He de confesar que, a una semana de la toma de protesta del nuevo gobierno, lo que ocurre en el país me tiene al borde de un ataque de nervios. Hace muy poco, yo pertenecía al grupo de personas (síganme los buenos, decía para mis adentros) resueltas a aportar nuestro granito de arena a fin de evitar que aumente el siempre peligroso clima de crispación social que vivimos como consecuencia de ese largo, muy largo empeño de algunos en dividirnos, de partirnos en dos, los mexicanos buenos y los mexicanos malos; como si la colorida realidad mexicana fuera una película en blanco y negro de Ismael Rodríguez o un chiste de Chespirito.

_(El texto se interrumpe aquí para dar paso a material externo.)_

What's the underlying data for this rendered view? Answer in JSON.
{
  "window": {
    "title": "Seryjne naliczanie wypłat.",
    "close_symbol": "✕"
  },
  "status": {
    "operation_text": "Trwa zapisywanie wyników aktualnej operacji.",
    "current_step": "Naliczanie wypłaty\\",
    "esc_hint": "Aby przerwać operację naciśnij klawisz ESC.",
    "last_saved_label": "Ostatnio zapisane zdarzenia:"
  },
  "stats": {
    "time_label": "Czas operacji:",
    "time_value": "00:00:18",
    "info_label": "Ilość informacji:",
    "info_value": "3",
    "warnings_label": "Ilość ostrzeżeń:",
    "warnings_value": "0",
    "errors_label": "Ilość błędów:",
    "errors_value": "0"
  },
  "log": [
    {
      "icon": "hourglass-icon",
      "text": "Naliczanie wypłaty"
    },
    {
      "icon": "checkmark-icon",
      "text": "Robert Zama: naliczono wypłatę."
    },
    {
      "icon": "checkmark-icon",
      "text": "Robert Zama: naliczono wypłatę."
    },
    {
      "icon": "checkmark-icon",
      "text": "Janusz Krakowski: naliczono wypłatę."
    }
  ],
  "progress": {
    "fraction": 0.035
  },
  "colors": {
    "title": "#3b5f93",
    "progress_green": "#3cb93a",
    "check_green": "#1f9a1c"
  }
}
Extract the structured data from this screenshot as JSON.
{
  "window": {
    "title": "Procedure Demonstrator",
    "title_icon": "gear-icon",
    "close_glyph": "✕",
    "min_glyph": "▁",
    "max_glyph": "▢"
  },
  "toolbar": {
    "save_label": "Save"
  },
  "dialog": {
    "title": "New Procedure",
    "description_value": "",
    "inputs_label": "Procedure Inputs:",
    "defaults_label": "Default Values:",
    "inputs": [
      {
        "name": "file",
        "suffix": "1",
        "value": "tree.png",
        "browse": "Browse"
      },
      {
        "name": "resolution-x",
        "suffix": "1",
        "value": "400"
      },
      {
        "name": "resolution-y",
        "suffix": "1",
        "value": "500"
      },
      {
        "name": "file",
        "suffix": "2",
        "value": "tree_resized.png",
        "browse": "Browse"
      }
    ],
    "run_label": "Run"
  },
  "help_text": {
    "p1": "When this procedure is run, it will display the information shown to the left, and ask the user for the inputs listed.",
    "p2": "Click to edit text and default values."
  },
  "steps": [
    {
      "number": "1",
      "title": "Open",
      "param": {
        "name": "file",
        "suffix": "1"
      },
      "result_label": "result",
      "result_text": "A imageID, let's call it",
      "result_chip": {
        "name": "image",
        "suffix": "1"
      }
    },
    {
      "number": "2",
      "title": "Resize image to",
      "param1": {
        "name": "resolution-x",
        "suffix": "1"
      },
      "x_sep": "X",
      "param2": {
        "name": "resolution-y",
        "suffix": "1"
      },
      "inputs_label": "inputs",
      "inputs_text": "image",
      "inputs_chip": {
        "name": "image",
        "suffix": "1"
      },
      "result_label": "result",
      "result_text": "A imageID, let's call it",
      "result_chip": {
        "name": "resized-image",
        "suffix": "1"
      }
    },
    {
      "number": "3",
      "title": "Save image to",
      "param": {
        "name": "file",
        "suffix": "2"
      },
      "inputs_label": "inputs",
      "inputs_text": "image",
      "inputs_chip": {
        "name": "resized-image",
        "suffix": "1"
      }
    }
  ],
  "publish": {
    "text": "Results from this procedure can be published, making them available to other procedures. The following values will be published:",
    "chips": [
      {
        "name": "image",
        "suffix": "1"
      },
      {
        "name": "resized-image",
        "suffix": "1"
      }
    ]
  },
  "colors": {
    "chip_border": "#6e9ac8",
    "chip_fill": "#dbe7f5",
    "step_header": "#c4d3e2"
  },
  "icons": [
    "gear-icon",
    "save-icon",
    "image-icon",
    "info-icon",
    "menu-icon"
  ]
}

En cuanto lugar o espacio público podía, lo mismo de compras en el Palacio de los Palacios que en el Gym, en las salas de espera VIP de Aeroméxico, de Avianca o de British, y hasta en el Metrobus, cuando acompaño a mi gordo a su oficina para que me lleve a comer ramen de queso al Rokai, mi argumento era simple: la elección ya pasó, quienes pensábamos que lo mejor era mantener, haciéndole los ajustes necesarios, un modelo que con todo lo malo a su alrededor venía funcionando, fuimos avasallados por quienes votaron a favor de un cambio de régimen. Dejemos que esa mayoría haga los cambios que tiene pensados para México, y que sea para bien. Tómalo por el lado amable, repetía yo.

Mi discurso en ese círculo de señoras sudando la gota gorda en las bicicletas fijas o entre secretarias que sacan de sus bolsos un espejito para maquillarse en la complicidad de las sillas color rosa “solo para mujeres” de la ruta 7 del Metrobus, se fue desgastando más rápido que lo que tardaron las redes sociales en descubrir el plagio del logotipo que eligió Claudia Sheinbaum para su sexenio. Uno tras otro, comenzaron los titubeos, las contradicciones y las incongruencias. Y de ahí, no faltó mucho para llegar al sobresalto de los mercados, las llamadas de las amigas preocupadas por la cotización del dólar y por el crédito en la moneda norteamericana que sus maridos sacaron para pagar el tiempo compartido o el departamento en Vail o en Aspen. Bueno, pero no te enojes, les decía. Seguro fue sin querer queriendo. Chespirito otra vez.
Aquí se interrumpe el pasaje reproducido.